Why should a business with a principal duty to its own commercial outcomes, invest in something like inclusive business?

  • Firstly, there is an opportunity to achieve shared economic advancement. Inclusive business is not about charitable donations, it is about the exploration of viable commercial arrangements which have an ROI.
  • Secondly, it is about reducing your exposure to risk, through securing your supply chain and protecting it from market forces
  • And finally, there’s a necessity to take a role as a business leader and have a strong reputation in the market. There are opportunities to be reputationally perceived as a leader in sustainability, which has benefits to sales with the building of greater trust.

Industries are using inclusive business mindset to build differentiated products, explore new markets and secure a sustainable supply chain. The following outlines the business case inclusive business.

Financial

Businesses around the world are finding innovative ways to work with low-income people living in developing countries, working with them as suppliers, distributors, retailers, or customers. Inclusive business approaches provide business the opportunity to understand the dynamics of the market from a holistic perspective and incorporate practices that lead to economic benefits to the business’ bottom line.

Mounting evidence [1] shows that sustainable companies deliver significant positive financial performance, and investors are beginning to value them more highly.  According to the 2015 EY Global Institutional Investor Survey, investors “… more than ever, are using nonfinancial performance to draw conclusions on value and better inform and underpin their decisions.”

At the end of the day, inclusive business models that can demonstrate a financial return to the business, or is at least cost neutral, are far more likely to gather executive and shareholder support than programs that deliver social impact alone.  Such models are also far more resilient during periods of market downturns and corporate distress.  For most companies, the internal case for inclusive business has traditionally been rooted in either:

1) the marketing function and in revenue protection or growth arguments (e.g., improved sales to “green” consumer segments, brand value improvement, consumer/customer demand for certification) or

2) in the risk management function, sometimes disguised as CSR, in terms of licence to operate, meeting legal requirements, and mitigation against NGO and/or market backlash (e.g., child labour, environmental harm).

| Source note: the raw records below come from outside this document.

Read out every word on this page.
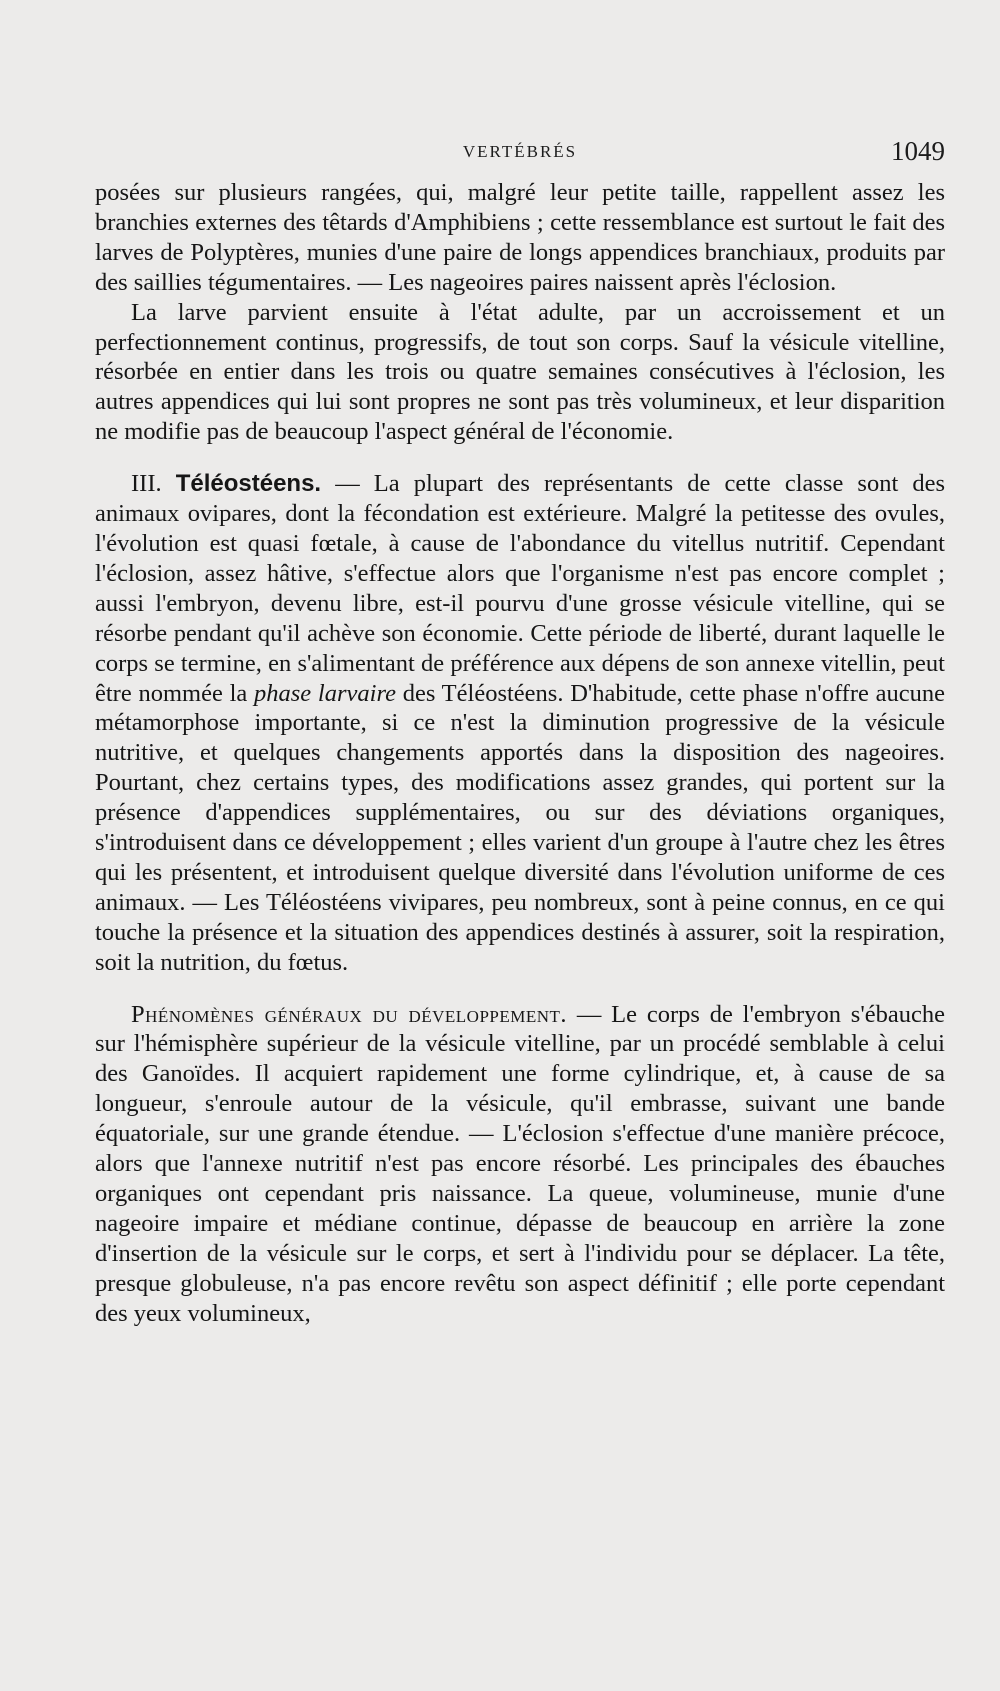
VERTÉBRÉS	1049

posées sur plusieurs rangées, qui, malgré leur petite taille, rappellent assez les branchies externes des têtards d'Amphibiens ; cette ressemblance est surtout le fait des larves de Polyptères, munies d'une paire de longs appendices branchiaux, produits par des saillies tégumentaires. — Les nageoires paires naissent après l'éclosion.

La larve parvient ensuite à l'état adulte, par un accroissement et un perfectionnement continus, progressifs, de tout son corps. Sauf la vésicule vitelline, résorbée en entier dans les trois ou quatre semaines consécutives à l'éclosion, les autres appendices qui lui sont propres ne sont pas très volumineux, et leur disparition ne modifie pas de beaucoup l'aspect général de l'économie.

III. Téléostéens. — La plupart des représentants de cette classe sont des animaux ovipares, dont la fécondation est extérieure. Malgré la petitesse des ovules, l'évolution est quasi fœtale, à cause de l'abondance du vitellus nutritif. Cependant l'éclosion, assez hâtive, s'effectue alors que l'organisme n'est pas encore complet ; aussi l'embryon, devenu libre, est-il pourvu d'une grosse vésicule vitelline, qui se résorbe pendant qu'il achève son économie. Cette période de liberté, durant laquelle le corps se termine, en s'alimentant de préférence aux dépens de son annexe vitellin, peut être nommée la phase larvaire des Téléostéens. D'habitude, cette phase n'offre aucune métamorphose importante, si ce n'est la diminution progressive de la vésicule nutritive, et quelques changements apportés dans la disposition des nageoires. Pourtant, chez certains types, des modifications assez grandes, qui portent sur la présence d'appendices supplémentaires, ou sur des déviations organiques, s'introduisent dans ce développement ; elles varient d'un groupe à l'autre chez les êtres qui les présentent, et introduisent quelque diversité dans l'évolution uniforme de ces animaux. — Les Téléostéens vivipares, peu nombreux, sont à peine connus, en ce qui touche la présence et la situation des appendices destinés à assurer, soit la respiration, soit la nutrition, du fœtus.

Phénomènes généraux du développement. — Le corps de l'embryon s'ébauche sur l'hémisphère supérieur de la vésicule vitelline, par un procédé semblable à celui des Ganoïdes. Il acquiert rapidement une forme cylindrique, et, à cause de sa longueur, s'enroule autour de la vésicule, qu'il embrasse, suivant une bande équatoriale, sur une grande étendue. — L'éclosion s'effectue d'une manière précoce, alors que l'annexe nutritif n'est pas encore résorbé. Les principales des ébauches organiques ont cependant pris naissance. La queue, volumineuse, munie d'une nageoire impaire et médiane continue, dépasse de beaucoup en arrière la zone d'insertion de la vésicule sur le corps, et sert à l'individu pour se déplacer. La tête, presque globuleuse, n'a pas encore revêtu son aspect définitif ; elle porte cependant des yeux volumineux,
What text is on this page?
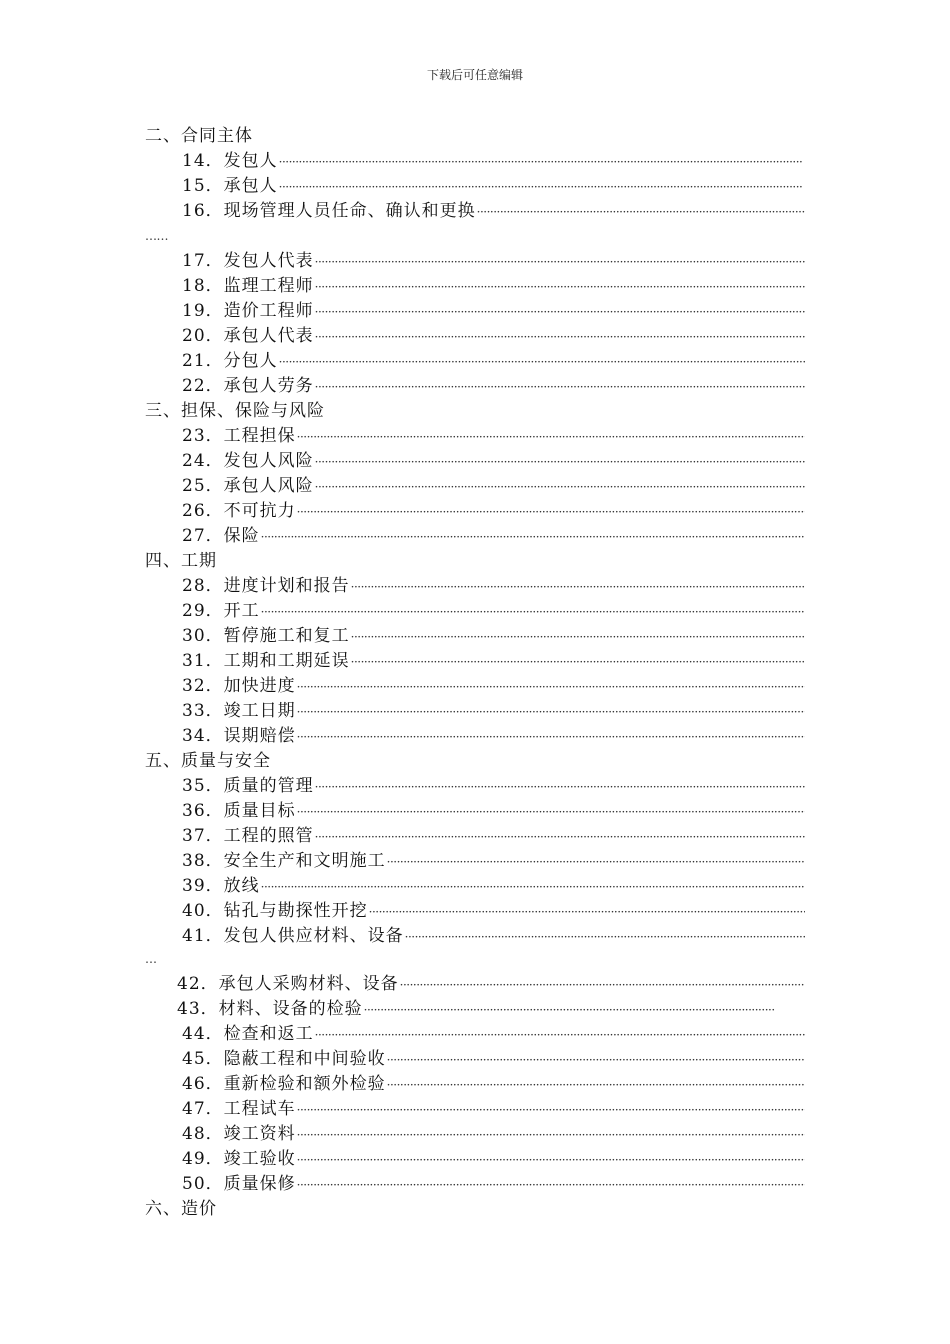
下载后可任意编辑
二、合同主体
14．发包人
·····
15．承包人
·····
16．现场管理人员任命、确认和更换
·····
……
17．发包人代表
·····
18．监理工程师
·····
19．造价工程师
·····
20．承包人代表
·····
21．分包人
·····
22．承包人劳务
·····
三、担保、保险与风险
23．工程担保
·····
24．发包人风险
·····
25．承包人风险
·····
26．不可抗力
·····
27．保险
·····
四、工期
28．进度计划和报告
·····
29．开工
·····
30．暂停施工和复工
·····
31．工期和工期延误
·····
32．加快进度
·····
33．竣工日期
·····
34．误期赔偿
·····
五、质量与安全
35．质量的管理
·····
36．质量目标
·····
37．工程的照管
·····
38．安全生产和文明施工
·····
39．放线
·····
40．钻孔与勘探性开挖
·····
41．发包人供应材料、设备
·····
…
42．承包人采购材料、设备
·····
43．材料、设备的检验
·····
44．检查和返工
·····
45．隐蔽工程和中间验收
·····
46．重新检验和额外检验
·····
47．工程试车
·····
48．竣工资料
·····
49．竣工验收
·····
50．质量保修
·····
六、造价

While the marketing and risk management perspectives are of course valid contributions to the overall business case, we see the opportunities for creating shared value going beyond these to encompass both the revenue and cost structures to determine how profitability can be improved for all members of the supply chain to build both shareholder and societal value. However, this long-term value creation must be translated into a clear return-on-investment case, including a net present value analysis, to help management decide on the relative attractiveness of inclusive business investments relative to other pressing needs and justifying these decisions with shareholders.

Risk management

The food system is faced with several challenges related to innovation, demand, supply and regulation. A step change is needed to meet future demand, given that growth rates in agriculture yields have been declining and are currently below world population growth with crop yields approaching theoretical maximums in developed countries.   Climate change, water scarcity, and poor labour conditions in much of the world increases the risk exposure for businesses. McKinsey reports that the value at stake from sustainability concerns can be as a high as 70% of earnings before interest, taxes, depreciation and amortisation.

Reputation and Lead

Business can be cynical about consumer interest in sustainable products – especially where willingness-to-pay is concerned.  However, a shift is occurring in the minds of consumers – it is less about ‘me’ and more about ‘we’ in the decision-making processes, especially with the millennials. An Accenture study found that we expect more transparency, honesty, and tangible global impact from businesses.  Being a leader in sustainability will increasingly have bottom line impact in the years to come.

The other consideration is what happens if you do not ensure your value chain meets accepted standards and a crisis occurs. Breakfast and snacking occasions have high switching opportunities, as Nestlé discovered with the Greenpeace Orangutan campaign. A sustainability risk is potentially big when the whole world can find out about it overnight.  Once a reputation is lost, building that trust can take several years. Demonstrating leadership to the market, as Edelman’s 2017 Trust Barometer highlights, is an important asset in current times, and businesses “must step outside of their traditional roles and work toward a new, more inclusive operating model that puts people …at the centre of everything they do.”

Businesses are working within a complex and unprecedented brew of social, environmental, market, political and technological forces. These require sophisticated, sustainability-based management. Yet businesses are often reluctant to place sustainability as a key part of their strategy in the belief that the costs outweigh the benefits. For those looking for new potential approaches, perhaps inclusive business is the answer.

Learn more on what is Inclusive Business here.


[1]  Arabesque and University of Oxford reviewed the academic literature on sustainability and corporate performance and found that 90% of 200 studies analysed conclude that good ESG standards lower the cost of capital; 88% show that good ESG practices result in better operational performance; and 80% show that stock price performance is positively correlated with good sustainability practices.